Now, 23 years later, after having travelled the globe as a travel writer, I am doing a similar trip, bike touring for three months through Korea and Japan, and camping along the way. Alone.

You may wonder: why did it take 23 years to do it again? When I began researching Japan and Korea, I kept hearing about how bike friendly it is, and that the best way to see it is on two wheels. It’s almost as if the country forced me into touring.

But camping? Does this old girl still have the chops to go full dirtbag? People tell me you get stuffier in your old age. You like your comforts. We’ll see. But what makes camping in Japan so wonderful are the onsen—natural hot springs. Imagine after a day in the saddle, parking the bike, and getting naked in a steamy bath. Done!

There has also been a change in my life that makes this trip a little more, interesting? Neurotic?  ‘The change’ is menopause- yes, ‘the change’ was a euphemism during the 60s.
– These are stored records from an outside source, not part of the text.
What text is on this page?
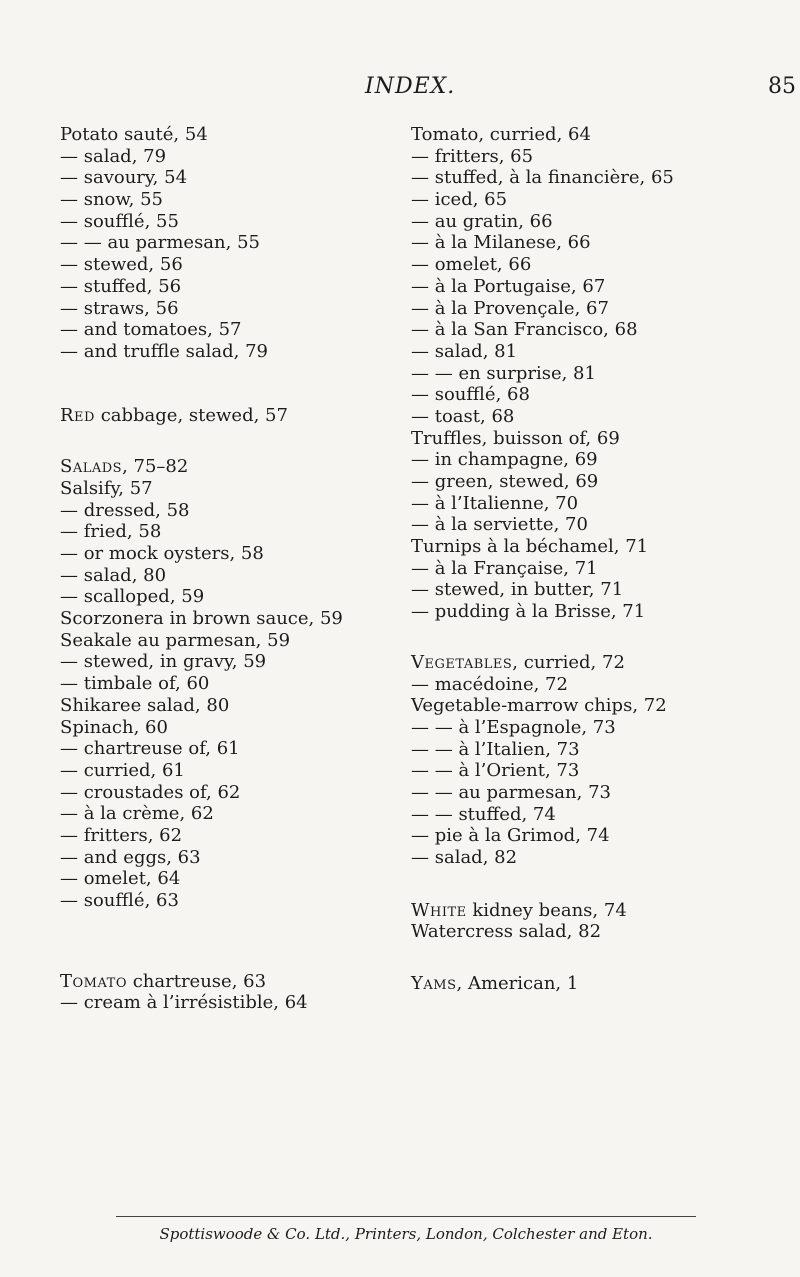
INDEX.	85
Potato sauté, 54
— salad, 79
— savoury, 54
— snow, 55
— soufflé, 55
— — au parmesan, 55
— stewed, 56
— stuffed, 56
— straws, 56
— and tomatoes, 57
— and truffle salad, 79
Red cabbage, stewed, 57
Salads, 75–82
Salsify, 57
— dressed, 58
— fried, 58
— or mock oysters, 58
— salad, 80
— scalloped, 59
Scorzonera in brown sauce, 59
Seakale au parmesan, 59
— stewed, in gravy, 59
— timbale of, 60
Shikaree salad, 80
Spinach, 60
— chartreuse of, 61
— curried, 61
— croustades of, 62
— à la crème, 62
— fritters, 62
— and eggs, 63
— omelet, 64
— soufflé, 63
Tomato chartreuse, 63
— cream à l’irrésistible, 64
Tomato, curried, 64
— fritters, 65
— stuffed, à la financière, 65
— iced, 65
— au gratin, 66
— à la Milanese, 66
— omelet, 66
— à la Portugaise, 67
— à la Provençale, 67
— à la San Francisco, 68
— salad, 81
— — en surprise, 81
— soufflé, 68
— toast, 68
Truffles, buisson of, 69
— in champagne, 69
— green, stewed, 69
— à l’Italienne, 70
— à la serviette, 70
Turnips à la béchamel, 71
— à la Française, 71
— stewed, in butter, 71
— pudding à la Brisse, 71
Vegetables, curried, 72
— macédoine, 72
Vegetable-marrow chips, 72
— — à l’Espagnole, 73
— — à l’Italien, 73
— — à l’Orient, 73
— — au parmesan, 73
— — stuffed, 74
— pie à la Grimod, 74
— salad, 82
White kidney beans, 74
Watercress salad, 82
Yams, American, 1
Spottiswoode & Co. Ltd., Printers, London, Colchester and Eton.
As if once a month for most of one’s adult life isn’t enough.  Suffice to say that cycling and exercising has always helped me before, but this is different.  It’s a whole new kind of crazy.  It’s a raging inferno inside that makes me want to kill my partner whenever there’s one dish left in the sink.  It’s irrational and it doesn’t make sense but there you have it. Cycling and exercise has always been my relief and outlet.  Maybe cycling 3000 kms will be the cure for this shit storm of emotions— maybe this is all women will need to feel normal again.  I’ll let you know at the end.

Sweat and steam aside, what I love the most about touring is streamlining my life: everything I need is on this bike. From coffee to my favourite earrings, I’m set. I often get overwhelmed easily at home these days  – choosing what to wear in the morning makes me anxious. To which friends suggest downloading a mindful APP on my phone. Oh, please.

For the next three months, I will wake up in my tent, drink coffee, write, pack up my tent, and then ride. Then, if all goes well, I will pedal along listening to music – a friend created an endless playlist of new tunes for me.

I don’t need no freaking mindful APP. This is it.

However, this time around, I am plugged into technology and people, and that has made all the difference in the world.

Cyclists on Facebook Groups such as Japan Cycling Navigator, and Seoul to Busan and Beyond have done similar trips, and in some cases, more than once. Their pictures, routes, tunnels and advice are invaluable. I never had this kind of help 23 years ago. And, it was from reading others’ stories of cycling Japan and Seoul that I thought, ‘hell yeah, I can ride the length of Japan!’

To start, I’ve got three days in Seoul, chilling out at a jimjilbang (Korean bath house) before riding south to Busan along one path called the 4 Rivers Trail (you can get ‘passport’ stamps along the route!) It’s a flat 600 kms ride to Busan, where I take a ferry to southern Japan and start cycling north to Kyushu, called the Hawaii of Japan.


Marin Mountain Bike Touring Bike
I call her Frankenbike. Marin mountain bike circa 1996, transformed into my touring bike.


Last night I had a beer with a friend-of-a-friend who did a similar trip—she is loaning me her Rinko bike bag, mandatory for bringing your bike on trains (who knew?). I’m pretty much recreating her voyage, but longer. She also told me about Warm Showers — an organization whereby you can arrange to stay with fellow cyclists. So far, I’m staying at a farmer’s house in Kyushu, and another place near Onomichi, which is at the end of the Shimanami Kaido, a 60-kilometre toll road that traverses six islands connecting Shikoku with mainland Honshu.

Between camping and staying in local’s homes, I’m covered.

Ok, now I’m getting excited. I’ve got three months of riding and adventures ahead. The weirder the better. Stay tuned and write often—Melanie.

Travel Tips:

Here’s a few things this old gal learned.

  • GigSky is an international SIM card that is good for over 190 countries—just load it up with data when you arrive.
  • All my routes are on my GPS thanks to the site, Mapometer.
  • Must-have IPhone APPs: Google Translate, and a campsite locator.